A Guide to Tire Pressure Monitoring Systems (Part 2)
(Don't forget, we proudly offer TPMS service, and you can schedule an appointment by clicking here)
Direct Monitoring Systems
Direct TPMS use individual sensors/transmitters inside every tire and sometimes full size spare to transmit data to the control module. These sensors read temperature and internal pressure of the tire. The data received at the central control module is then scrutinized and if there are any issues with any of the tires the information is sent to the vehicle’s information system. The data is usually sent wirelessly as radio signal.
Because direct monitoring systems use sensors, they usually generate very accurate information and can alert you almost immediately if pressure in any of the tires falls below the recommended level.
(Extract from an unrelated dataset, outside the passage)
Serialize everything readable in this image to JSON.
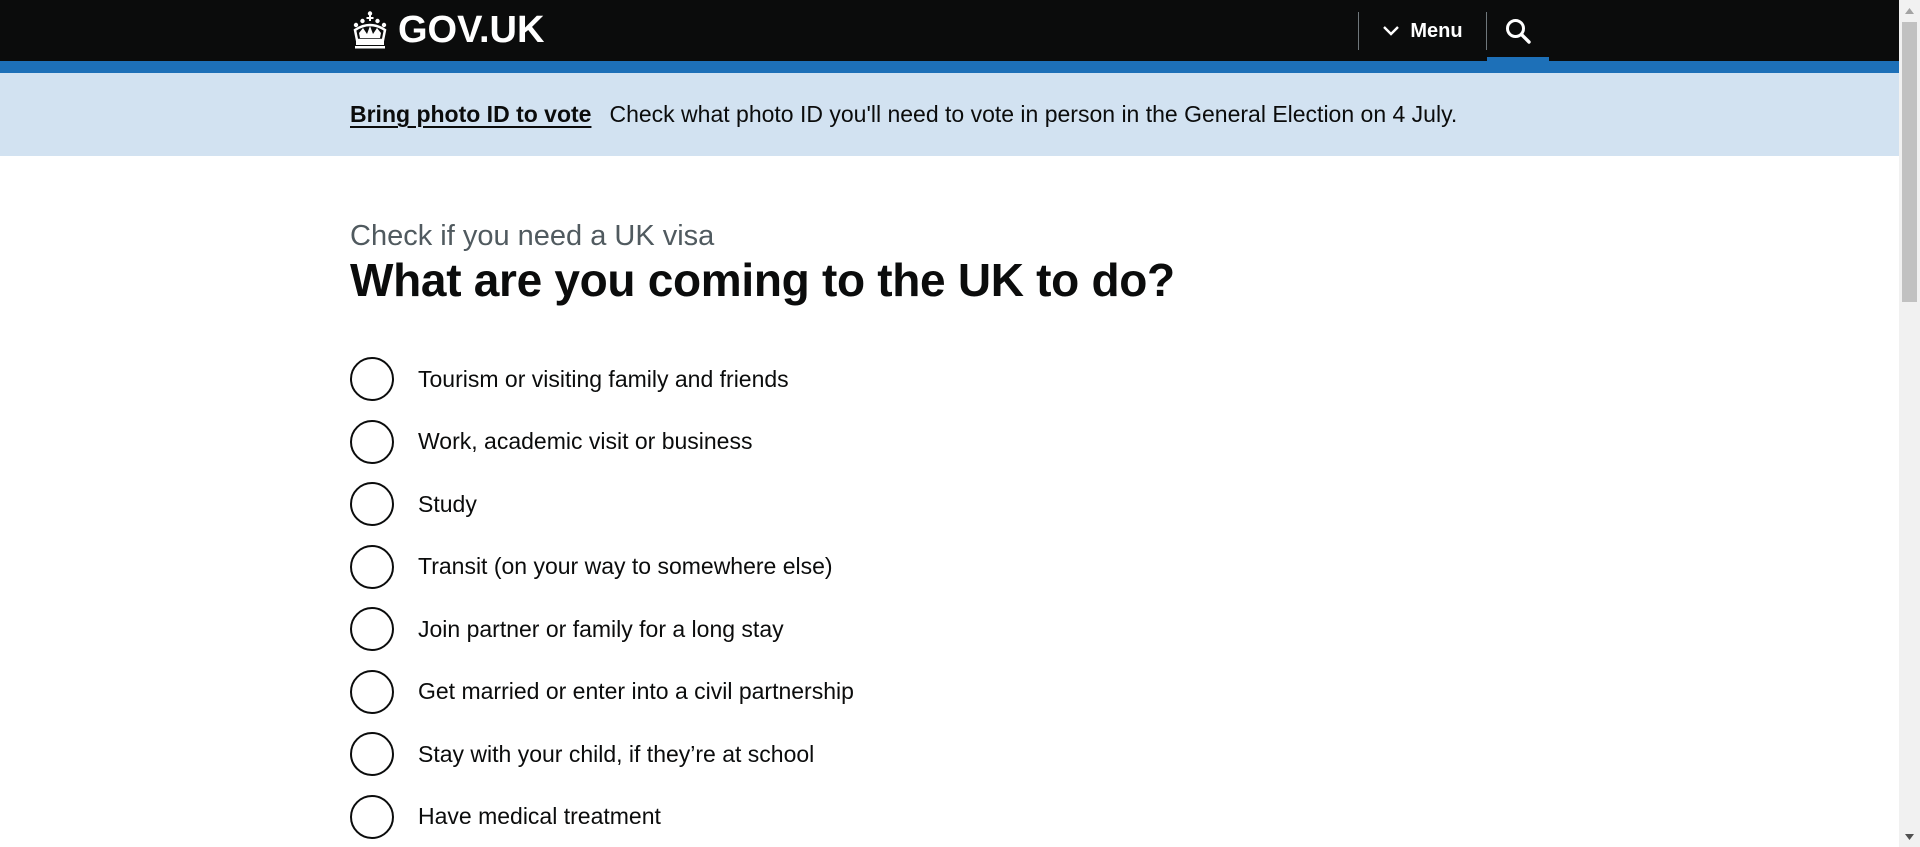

These types of TPMS can also detect gradual air loss over time. Some direct TPMS have dashboard displays that allow the driver to check tire pressures easily from the driver’s seat.
While there are some aftermarket systems where the sensor is mounted outside the tires, most original manufacturers mount sensors inside the tires. Now this is where this type of system becomes slightly expensive. Each new senor has a battery life of about a decade. In most cases the battery is usually not serviceable and if there is a malfunction the entire sensor must be changed. Additionally the sensor itself is subject to damage so is the sensor stem, when the vehicle gets into an accident or the tire hits a curb. And every time the sensor is replaced, it generally has to be reprogrammed into the car’s control module so that it can recognized.